Screenshot of the vitrivr UI for large-scale competitive video search

4.2 Approximate Retrieval

The underlying storage engine \(\textsf {ADAM}_{{pro}}\) [2] supports multiple index structures for efficient vector space retrieval. Many of these index structures achieve their high efficiency by approximating results rather than producing the true nearest neighbors of a query vector. In previous system iterations, we only made use of exact query results which lead to longer query times. In the current iteration of the system, the choice as to whether exact or approximate queries should be used can be made at query time. Hence, the user can sacrifice some accuracy to gain major speed-ups.

5 Open Source

The entire vitrivr stack [6] is published under the MIT license, the source code of all its components is available from their individual GitHubFootnote 2 repositories, additional documentation can be found on https://vitrivr.org. Being a general-purpose multimedia retrieval stack, vitrivr has many applications outside of competitive video retrieval as it also supports other domains such as Images, Audio, and 3D-models.
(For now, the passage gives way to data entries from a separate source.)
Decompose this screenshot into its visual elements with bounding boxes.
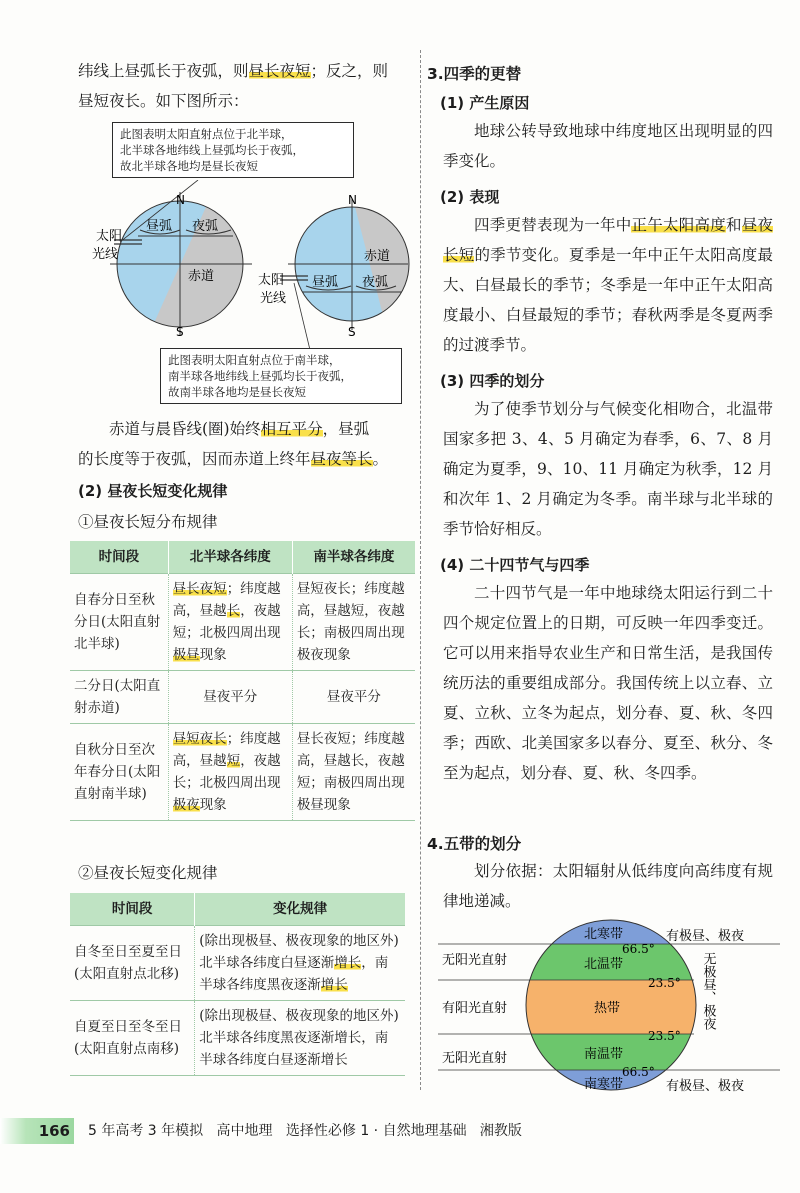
- label-no-direct-top: 无阳光直射: [442, 953, 508, 968]
- globe1-equator: 赤道: [188, 269, 215, 284]
- highlight: 相互平分: [260, 420, 323, 438]
- heading-seasons: 3.四季的更替: [427, 65, 522, 83]
- sun-label-1: 太阳: [96, 229, 123, 244]
- globe-south: [280, 180, 410, 350]
- table-row: 自秋分日至次年春分日(太阳直射南半球) 昼短夜长；纬度越高，昼越短，夜越长；北极四周出现极夜现象 昼长夜短；纬度越高，昼越长，夜越短；南极四周出现极昼现象: [70, 724, 415, 821]
- table-row: 自夏至日至冬至日(太阳直射点南移) (除出现极昼、极夜现象的地区外)北半球各纬度黑夜逐渐增长，南半球各纬度白昼逐渐增长: [70, 1001, 405, 1076]
- highlight: 长: [226, 603, 241, 619]
- heading-distribution: ①昼夜长短分布规律: [78, 513, 218, 531]
- globe1-night-arc: 夜弧: [192, 219, 219, 234]
- table-row: 二分日(太阳直射赤道) 昼夜平分 昼夜平分: [70, 671, 415, 724]
- show-paragraph: 四季更替表现为一年中正午太阳高度和昼夜长短的季节变化。夏季是一年中正午太阳高度最大、白昼最长的季节；冬季是一年中正午太阳高度最小、白昼最短的季节；春秋两季是冬夏两季的过渡季节。: [443, 216, 773, 354]
- globe2-n: N: [348, 193, 357, 207]
- t1-header-south: 南半球各纬度: [292, 541, 415, 574]
- globe1-n: N: [176, 193, 185, 207]
- highlight: 昼短夜长: [172, 731, 227, 747]
- table-row: 自春分日至秋分日(太阳直射北半球) 昼长夜短；纬度越高，昼越长，夜越短；北极四周出现极昼现象 昼短夜长；纬度越高，昼越短，夜越长；南极四周出现极夜现象: [70, 574, 415, 671]
- highlight: 昼夜长短: [443, 216, 773, 264]
- highlight: 昼夜等长: [310, 450, 373, 468]
- label-tropical: 热带: [594, 1001, 621, 1016]
- highlight: 极昼: [172, 647, 200, 663]
- heading-divide: (3) 四季的划分: [440, 372, 545, 390]
- terms-paragraph: 二十四节气是一年中地球绕太阳运行到二十四个规定位置上的日期，可反映一年四季变迁。它可以用来指导农业生产和日常生活，是我国传统历法的重要组成部分。我国传统上以立春、立夏、立秋、立冬为起点，划分春、夏、秋、冬四季；西欧、北美国家多以春分、夏至、秋分、冬至为起点，划分春、夏、秋、冬四季。: [443, 584, 773, 782]
- sun-label-4: 光线: [260, 291, 287, 306]
- globe2-night-arc: 夜弧: [362, 275, 389, 290]
- sun-label-3: 太阳: [258, 273, 285, 288]
- page-footer: [0, 1118, 800, 1144]
- heading-cause: (1) 产生原因: [440, 94, 530, 112]
- label-south-frigid: 南寒带: [584, 1077, 624, 1092]
- heading-change: ②昼夜长短变化规律: [78, 864, 218, 882]
- t1-header-period: 时间段: [70, 541, 168, 574]
- equator-paragraph: 赤道与晨昏线(圈)始终相互平分，昼弧 的长度等于夜弧，因而赤道上终年昼夜等长。: [78, 420, 389, 468]
- divide-paragraph: 为了使季节划分与气候变化相吻合，北温带国家多把 3、4、5 月确定为春季，6、7、8 月确定为夏季，9、10、11 月确定为秋季，12 月和次年 1、2 月确定为冬季。南半球与北半球的季节恰好相反。: [443, 400, 773, 538]
- label-south-temperate: 南温带: [584, 1047, 624, 1062]
- globe1-s: S: [176, 325, 184, 339]
- heading-terms: (4) 二十四节气与四季: [440, 556, 590, 574]
- heading-rule: (2) 昼夜长短变化规律: [78, 482, 228, 500]
- page-number: 166: [0, 1118, 74, 1144]
- cause-paragraph: 地球公转导致地球中纬度地区出现明显的四季变化。: [443, 122, 773, 170]
- globe2-s: S: [348, 325, 356, 339]
- label-polar-bottom: 有极昼、极夜: [666, 1079, 745, 1094]
- highlight: 增长: [334, 955, 362, 971]
- table-row: 自冬至日至夏至日(太阳直射点北移) (除出现极昼、极夜现象的地区外)北半球各纬度白昼逐渐增长，南半球各纬度黑夜逐渐增长: [70, 926, 405, 1001]
- globe1-day-arc: 昼弧: [146, 219, 173, 234]
- label-north-temperate: 北温带: [584, 957, 624, 972]
- zones-basis: 划分依据：太阳辐射从低纬度向高纬度有规律地递减。: [443, 862, 773, 910]
- heading-show: (2) 表现: [440, 188, 500, 206]
- globe2-equator: 赤道: [364, 249, 391, 264]
- label-north-frigid: 北寒带: [584, 927, 624, 942]
- note-south-hemisphere: 此图表明太阳直射点位于南半球， 南半球各地纬线上昼弧均长于夜弧， 故南半球各地均是昼长夜短: [160, 348, 402, 404]
- lat-665-n: 66.5°: [622, 942, 655, 956]
- highlight: 昼长夜短: [248, 62, 311, 80]
- label-direct: 有阳光直射: [442, 1001, 508, 1016]
- highlight: 正午太阳高度: [631, 216, 726, 234]
- table-distribution: [70, 541, 415, 821]
- highlight: 增长: [320, 977, 348, 993]
- label-no-direct-bottom: 无阳光直射: [442, 1051, 508, 1066]
- note-north-hemisphere: 此图表明太阳直射点位于北半球， 北半球各地纬线上昼弧均长于夜弧， 故北半球各地均是昼长夜短: [112, 122, 354, 178]
- t1-header-north: 北半球各纬度: [168, 541, 292, 574]
- highlight: 极夜: [172, 797, 200, 813]
- column-divider: [420, 50, 421, 1090]
- heading-zones: 4.五带的划分: [427, 835, 522, 853]
- lat-235-s: 23.5°: [648, 1029, 681, 1043]
- five-zones-diagram: [438, 918, 780, 1098]
- lat-665-s: 66.5°: [622, 1065, 655, 1079]
- table-change: [70, 893, 405, 1076]
- book-title: 5 年高考 3 年模拟 高中地理 选择性必修 1 · 自然地理基础 湘教版: [88, 1123, 522, 1139]
- lat-235-n: 23.5°: [648, 976, 681, 990]
- intro-paragraph: 纬线上昼弧长于夜弧，则昼长夜短；反之，则 昼短夜长。如下图所示：: [78, 62, 389, 110]
- highlight: 短: [226, 753, 241, 769]
- label-no-polar: 无极昼、极夜: [700, 952, 716, 1030]
- highlight: 昼长夜短: [172, 581, 227, 597]
- globe-diagram: [80, 180, 410, 350]
- label-polar-top: 有极昼、极夜: [666, 929, 745, 944]
- globe2-day-arc: 昼弧: [312, 275, 339, 290]
- t2-header-period: 时间段: [70, 893, 195, 926]
- t2-header-rule: 变化规律: [195, 893, 405, 926]
- sun-label-2: 光线: [92, 247, 119, 262]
With this flexible open source stack, we hope to offer the community the basis for future research in many areas and domains of multimedia retrieval.

6 Conclusions

With the competitive video retrieval version of vitrivr, we plan to continue the successful participations with we had with the IMOTION system in the past. It is our hope that by publishing the entire retrieval stack as open source software, we lower the entry hurdle for future participants and provide some acceleration for the testing of new ideas in the context of large-scale video retrieval.